Créer une économie soutenable en profitant des revenus pétroliers est une idée récurrente dans la pensée politique au Venezuela. Dans un célèbre essai intitulé «Injecter le Pétrole», l'écrivain vénézuelien Arturo Uslar Pietri, proposait, en 1936, d'utiliser les ressources non renouvelables pour développer une économie indépendante des hydrocarbures dans laquelle l'agriculture, l'élevage et l'industrie seraient les bases du développement national.

Depuis la publication de ce texte, l'économie vénézuélienne a continué à tirer 90% du total de ses recettes monétaires des revenus du pétrole ce qui lui a permis de disposer de chiffres macro-économiques enviables. Pourtant aujourd'hui, les agriculteurs vénézuéliens appellent à l'aide.

Un pari pour la sécurité alimentaire

Bien que les bénéfices du pétrole aient permis au Venezuela de maintenir un PIB par habitant d'environ 4063 dollars (données de 1999), l'insécurité alimentaire a augmenté pendant les dix dernières années à cause de la hausse des prix des produits de base et du manque d'accès à ces produits. Actuellement, le Venezuela importe 80% des aliments qu'il consomme. Cette situation a affecté principalement les couches les plus pauvres de la population, et en particulier, les milliers de petits producteurs agricoles. De plus, depuis la fin des années 50, l'essor de l'industrie pétrolière a provoqué un exode rural. De nos jours, 92% des Vénézuéliens vivent dans des centres urbains tandis que 8% vivent et travaillent en milieu rural.

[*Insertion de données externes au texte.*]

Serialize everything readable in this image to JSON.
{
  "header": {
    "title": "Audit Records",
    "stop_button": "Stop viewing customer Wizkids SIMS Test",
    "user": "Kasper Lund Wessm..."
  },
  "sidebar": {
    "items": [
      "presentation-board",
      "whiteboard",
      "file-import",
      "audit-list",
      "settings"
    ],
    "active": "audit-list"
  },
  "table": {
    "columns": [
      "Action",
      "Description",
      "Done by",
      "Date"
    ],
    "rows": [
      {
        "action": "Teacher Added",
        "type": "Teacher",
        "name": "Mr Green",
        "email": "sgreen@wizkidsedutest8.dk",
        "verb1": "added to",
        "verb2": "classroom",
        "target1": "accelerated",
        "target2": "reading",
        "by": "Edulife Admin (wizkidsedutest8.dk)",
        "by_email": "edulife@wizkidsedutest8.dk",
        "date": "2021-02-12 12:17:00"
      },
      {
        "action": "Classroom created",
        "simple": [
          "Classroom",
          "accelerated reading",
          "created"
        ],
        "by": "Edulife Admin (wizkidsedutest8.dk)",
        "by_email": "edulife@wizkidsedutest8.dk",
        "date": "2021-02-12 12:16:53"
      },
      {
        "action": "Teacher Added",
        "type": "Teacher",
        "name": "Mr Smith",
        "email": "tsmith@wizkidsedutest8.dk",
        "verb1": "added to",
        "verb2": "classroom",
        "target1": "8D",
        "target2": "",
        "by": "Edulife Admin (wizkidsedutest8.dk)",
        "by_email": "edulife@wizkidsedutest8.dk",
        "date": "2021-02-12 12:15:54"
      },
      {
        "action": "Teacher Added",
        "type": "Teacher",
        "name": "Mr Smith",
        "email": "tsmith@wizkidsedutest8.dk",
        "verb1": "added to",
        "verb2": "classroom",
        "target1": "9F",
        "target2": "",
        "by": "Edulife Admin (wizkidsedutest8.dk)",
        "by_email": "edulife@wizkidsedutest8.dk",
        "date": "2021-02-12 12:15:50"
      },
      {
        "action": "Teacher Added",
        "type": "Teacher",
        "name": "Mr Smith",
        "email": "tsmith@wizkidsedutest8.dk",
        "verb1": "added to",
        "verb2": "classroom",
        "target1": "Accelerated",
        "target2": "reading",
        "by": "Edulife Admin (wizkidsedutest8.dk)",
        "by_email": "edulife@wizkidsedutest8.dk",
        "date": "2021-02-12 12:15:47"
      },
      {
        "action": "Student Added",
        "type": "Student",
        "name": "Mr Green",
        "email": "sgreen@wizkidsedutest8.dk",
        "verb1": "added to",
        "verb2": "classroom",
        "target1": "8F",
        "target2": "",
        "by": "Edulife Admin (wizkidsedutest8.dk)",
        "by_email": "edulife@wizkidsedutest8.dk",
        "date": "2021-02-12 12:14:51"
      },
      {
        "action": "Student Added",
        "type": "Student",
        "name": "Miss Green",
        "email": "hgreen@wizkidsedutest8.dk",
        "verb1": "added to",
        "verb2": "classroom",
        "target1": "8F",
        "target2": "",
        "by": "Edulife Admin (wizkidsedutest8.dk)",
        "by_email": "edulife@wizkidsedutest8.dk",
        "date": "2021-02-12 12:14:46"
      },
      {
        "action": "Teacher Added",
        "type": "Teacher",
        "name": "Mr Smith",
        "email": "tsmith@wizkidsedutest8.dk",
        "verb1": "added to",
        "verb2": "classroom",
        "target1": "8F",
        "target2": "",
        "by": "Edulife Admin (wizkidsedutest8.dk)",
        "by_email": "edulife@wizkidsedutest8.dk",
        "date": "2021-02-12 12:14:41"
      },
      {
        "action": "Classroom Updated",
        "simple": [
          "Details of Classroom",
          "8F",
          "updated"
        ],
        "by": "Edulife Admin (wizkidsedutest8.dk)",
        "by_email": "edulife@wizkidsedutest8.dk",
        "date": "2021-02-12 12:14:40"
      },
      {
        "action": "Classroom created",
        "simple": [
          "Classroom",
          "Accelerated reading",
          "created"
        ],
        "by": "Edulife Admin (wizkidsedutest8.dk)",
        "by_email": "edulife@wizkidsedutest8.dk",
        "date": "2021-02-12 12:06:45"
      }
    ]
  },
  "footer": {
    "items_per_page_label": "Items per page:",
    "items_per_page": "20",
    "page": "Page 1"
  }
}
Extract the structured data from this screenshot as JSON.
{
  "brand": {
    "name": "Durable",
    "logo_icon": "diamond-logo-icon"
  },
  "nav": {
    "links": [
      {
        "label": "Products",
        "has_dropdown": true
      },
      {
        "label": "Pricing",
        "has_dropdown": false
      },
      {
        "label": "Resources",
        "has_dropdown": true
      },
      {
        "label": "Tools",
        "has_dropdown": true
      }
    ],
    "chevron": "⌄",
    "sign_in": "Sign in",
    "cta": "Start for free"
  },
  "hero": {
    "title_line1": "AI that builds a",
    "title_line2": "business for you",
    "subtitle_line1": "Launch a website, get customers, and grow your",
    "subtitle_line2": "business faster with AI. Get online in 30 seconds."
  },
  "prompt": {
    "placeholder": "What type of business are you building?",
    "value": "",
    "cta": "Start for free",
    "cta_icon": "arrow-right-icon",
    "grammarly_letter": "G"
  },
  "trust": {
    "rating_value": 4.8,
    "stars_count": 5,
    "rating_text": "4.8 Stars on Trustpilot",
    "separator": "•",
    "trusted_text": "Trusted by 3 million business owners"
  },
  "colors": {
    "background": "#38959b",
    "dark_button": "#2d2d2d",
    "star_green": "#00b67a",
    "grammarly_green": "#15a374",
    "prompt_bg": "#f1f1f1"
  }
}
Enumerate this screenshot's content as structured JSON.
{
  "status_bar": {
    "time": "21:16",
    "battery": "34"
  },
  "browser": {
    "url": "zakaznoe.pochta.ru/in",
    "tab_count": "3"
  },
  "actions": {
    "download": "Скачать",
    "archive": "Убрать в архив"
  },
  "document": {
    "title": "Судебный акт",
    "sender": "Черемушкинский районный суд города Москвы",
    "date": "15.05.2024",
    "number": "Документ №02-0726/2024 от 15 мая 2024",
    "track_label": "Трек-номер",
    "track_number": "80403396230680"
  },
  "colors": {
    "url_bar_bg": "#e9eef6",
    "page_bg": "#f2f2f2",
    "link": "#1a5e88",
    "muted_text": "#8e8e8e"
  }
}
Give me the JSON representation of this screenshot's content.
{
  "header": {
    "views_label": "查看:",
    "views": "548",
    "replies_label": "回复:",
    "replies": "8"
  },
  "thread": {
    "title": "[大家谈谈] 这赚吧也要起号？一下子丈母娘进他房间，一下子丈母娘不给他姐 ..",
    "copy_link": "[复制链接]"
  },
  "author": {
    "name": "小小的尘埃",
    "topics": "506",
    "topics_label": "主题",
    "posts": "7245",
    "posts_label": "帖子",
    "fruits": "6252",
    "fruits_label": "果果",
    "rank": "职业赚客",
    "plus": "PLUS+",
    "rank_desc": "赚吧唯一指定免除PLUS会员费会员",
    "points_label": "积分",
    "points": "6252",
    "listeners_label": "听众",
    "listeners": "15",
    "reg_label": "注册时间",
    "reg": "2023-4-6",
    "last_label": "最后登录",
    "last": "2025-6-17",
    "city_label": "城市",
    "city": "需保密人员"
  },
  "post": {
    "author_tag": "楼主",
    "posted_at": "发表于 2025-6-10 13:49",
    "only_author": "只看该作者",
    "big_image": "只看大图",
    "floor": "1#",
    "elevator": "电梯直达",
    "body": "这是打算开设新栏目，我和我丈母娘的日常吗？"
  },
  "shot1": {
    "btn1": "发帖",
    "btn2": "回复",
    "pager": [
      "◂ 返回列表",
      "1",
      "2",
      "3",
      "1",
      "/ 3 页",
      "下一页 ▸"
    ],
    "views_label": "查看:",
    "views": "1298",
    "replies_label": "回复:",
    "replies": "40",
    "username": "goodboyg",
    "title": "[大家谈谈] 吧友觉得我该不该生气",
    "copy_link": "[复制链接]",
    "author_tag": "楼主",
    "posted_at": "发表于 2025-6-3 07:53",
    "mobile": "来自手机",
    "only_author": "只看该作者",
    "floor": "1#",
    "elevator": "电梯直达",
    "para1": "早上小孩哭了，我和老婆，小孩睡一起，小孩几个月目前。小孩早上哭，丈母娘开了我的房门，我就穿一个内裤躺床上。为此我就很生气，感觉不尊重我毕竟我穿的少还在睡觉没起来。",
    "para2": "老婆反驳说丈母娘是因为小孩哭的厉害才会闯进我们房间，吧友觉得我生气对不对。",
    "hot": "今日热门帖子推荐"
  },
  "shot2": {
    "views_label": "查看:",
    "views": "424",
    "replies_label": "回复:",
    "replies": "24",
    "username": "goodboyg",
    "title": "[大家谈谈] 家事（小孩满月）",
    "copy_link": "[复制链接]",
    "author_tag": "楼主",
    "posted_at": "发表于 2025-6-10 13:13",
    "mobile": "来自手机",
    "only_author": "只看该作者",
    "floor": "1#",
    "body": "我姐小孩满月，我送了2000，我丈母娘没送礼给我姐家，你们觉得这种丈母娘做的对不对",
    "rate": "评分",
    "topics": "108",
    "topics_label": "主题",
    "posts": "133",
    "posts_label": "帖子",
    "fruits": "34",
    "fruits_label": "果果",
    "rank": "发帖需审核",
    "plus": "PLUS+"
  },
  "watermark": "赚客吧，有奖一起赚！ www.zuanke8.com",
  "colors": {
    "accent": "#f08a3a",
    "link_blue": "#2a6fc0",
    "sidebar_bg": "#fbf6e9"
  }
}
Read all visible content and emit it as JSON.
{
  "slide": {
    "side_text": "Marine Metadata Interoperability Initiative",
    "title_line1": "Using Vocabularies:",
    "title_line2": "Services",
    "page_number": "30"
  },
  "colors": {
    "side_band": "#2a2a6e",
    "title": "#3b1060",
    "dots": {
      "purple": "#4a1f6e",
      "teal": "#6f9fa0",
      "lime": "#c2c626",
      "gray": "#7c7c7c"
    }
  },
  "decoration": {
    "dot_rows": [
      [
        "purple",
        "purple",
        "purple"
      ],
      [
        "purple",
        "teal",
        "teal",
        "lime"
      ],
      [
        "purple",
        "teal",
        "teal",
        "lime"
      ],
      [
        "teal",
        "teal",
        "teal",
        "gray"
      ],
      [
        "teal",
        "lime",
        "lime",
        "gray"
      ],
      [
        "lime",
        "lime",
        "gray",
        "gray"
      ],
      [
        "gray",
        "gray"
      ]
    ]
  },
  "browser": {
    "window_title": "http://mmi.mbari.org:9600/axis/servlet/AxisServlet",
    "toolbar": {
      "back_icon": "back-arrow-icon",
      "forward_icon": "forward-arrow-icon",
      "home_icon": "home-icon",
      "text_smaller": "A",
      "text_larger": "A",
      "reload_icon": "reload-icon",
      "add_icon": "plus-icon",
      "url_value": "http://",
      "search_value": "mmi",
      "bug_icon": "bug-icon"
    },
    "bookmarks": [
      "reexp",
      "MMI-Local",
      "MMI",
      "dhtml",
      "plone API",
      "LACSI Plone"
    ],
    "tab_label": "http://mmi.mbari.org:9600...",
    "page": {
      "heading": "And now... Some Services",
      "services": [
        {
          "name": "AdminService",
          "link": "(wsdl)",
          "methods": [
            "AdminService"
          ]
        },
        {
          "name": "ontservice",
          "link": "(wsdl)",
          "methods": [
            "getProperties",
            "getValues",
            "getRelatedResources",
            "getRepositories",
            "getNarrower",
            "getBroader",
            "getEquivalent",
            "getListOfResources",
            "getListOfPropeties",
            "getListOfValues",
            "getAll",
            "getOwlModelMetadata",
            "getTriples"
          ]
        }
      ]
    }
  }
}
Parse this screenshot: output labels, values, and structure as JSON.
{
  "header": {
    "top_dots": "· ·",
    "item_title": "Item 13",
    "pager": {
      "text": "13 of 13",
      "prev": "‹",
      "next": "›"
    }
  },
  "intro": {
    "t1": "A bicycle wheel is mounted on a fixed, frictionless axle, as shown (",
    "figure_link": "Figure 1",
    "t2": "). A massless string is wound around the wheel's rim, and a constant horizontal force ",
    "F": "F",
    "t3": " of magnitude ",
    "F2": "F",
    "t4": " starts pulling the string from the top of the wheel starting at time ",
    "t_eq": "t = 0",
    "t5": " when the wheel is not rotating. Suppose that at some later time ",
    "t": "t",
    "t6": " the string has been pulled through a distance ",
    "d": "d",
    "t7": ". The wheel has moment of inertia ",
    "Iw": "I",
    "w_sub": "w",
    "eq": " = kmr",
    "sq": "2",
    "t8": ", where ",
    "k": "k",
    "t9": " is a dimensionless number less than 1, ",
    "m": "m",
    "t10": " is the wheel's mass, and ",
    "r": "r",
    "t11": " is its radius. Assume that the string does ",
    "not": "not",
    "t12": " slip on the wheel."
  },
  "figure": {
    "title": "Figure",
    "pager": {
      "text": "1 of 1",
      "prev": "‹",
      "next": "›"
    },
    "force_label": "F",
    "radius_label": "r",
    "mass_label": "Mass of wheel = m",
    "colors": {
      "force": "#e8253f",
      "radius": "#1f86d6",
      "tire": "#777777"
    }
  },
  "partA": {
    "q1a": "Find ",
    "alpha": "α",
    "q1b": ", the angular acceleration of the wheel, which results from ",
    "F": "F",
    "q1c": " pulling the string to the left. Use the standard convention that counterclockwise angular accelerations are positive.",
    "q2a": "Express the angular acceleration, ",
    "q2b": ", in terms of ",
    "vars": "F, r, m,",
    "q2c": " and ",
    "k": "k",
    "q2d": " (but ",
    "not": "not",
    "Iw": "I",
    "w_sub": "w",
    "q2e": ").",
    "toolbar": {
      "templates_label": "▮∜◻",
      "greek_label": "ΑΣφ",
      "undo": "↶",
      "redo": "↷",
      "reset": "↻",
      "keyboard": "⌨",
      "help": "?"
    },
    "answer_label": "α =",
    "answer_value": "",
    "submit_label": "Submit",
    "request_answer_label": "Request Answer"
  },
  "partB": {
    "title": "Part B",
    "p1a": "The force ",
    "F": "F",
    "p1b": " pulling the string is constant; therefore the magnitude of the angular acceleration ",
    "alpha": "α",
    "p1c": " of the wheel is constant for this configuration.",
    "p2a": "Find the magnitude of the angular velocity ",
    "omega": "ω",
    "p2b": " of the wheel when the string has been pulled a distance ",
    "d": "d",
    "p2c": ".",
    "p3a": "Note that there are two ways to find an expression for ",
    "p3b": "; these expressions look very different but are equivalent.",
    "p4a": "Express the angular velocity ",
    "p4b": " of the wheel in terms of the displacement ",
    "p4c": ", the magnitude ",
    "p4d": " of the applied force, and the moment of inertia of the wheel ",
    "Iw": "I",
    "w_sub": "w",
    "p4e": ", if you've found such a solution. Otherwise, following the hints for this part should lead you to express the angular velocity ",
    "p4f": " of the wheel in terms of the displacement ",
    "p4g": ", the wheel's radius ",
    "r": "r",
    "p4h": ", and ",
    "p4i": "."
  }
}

Pour remédier à cette situation, le Gouvernement du Venezuela a demandé à la FAO une assistance technique pour concevoir un vaste programme de promotion du développement rural et d'amélioration de la sécurité alimentaire. Ce programme ambitieux, appelé Programme de Sécurité Alimentaire et Développement Rural pour le Venezuela, devrait durer trois années, avec un budget de 34,4 millions de dollars, dont 32,5 millions sont fournis par le Gouvernement du Venezuela, 1,6 million par la FAO et de 35 000 dollars par le Gouvernement de Cuba.

Le programme comprend cinq parties : le Programme Spécial de Sécurité Alimentaire (PSSA) qui inclut un volet de coopération avec d'autres pays en développement, la Coopération Sud-Sud ; un Programme de Gestion des Ressources Naturelles et de Redistribution des Terres ; un Système National d'Information Agricole ; et un Programme de Transfert de Technologie pour l'Intensification de la Production Agricole.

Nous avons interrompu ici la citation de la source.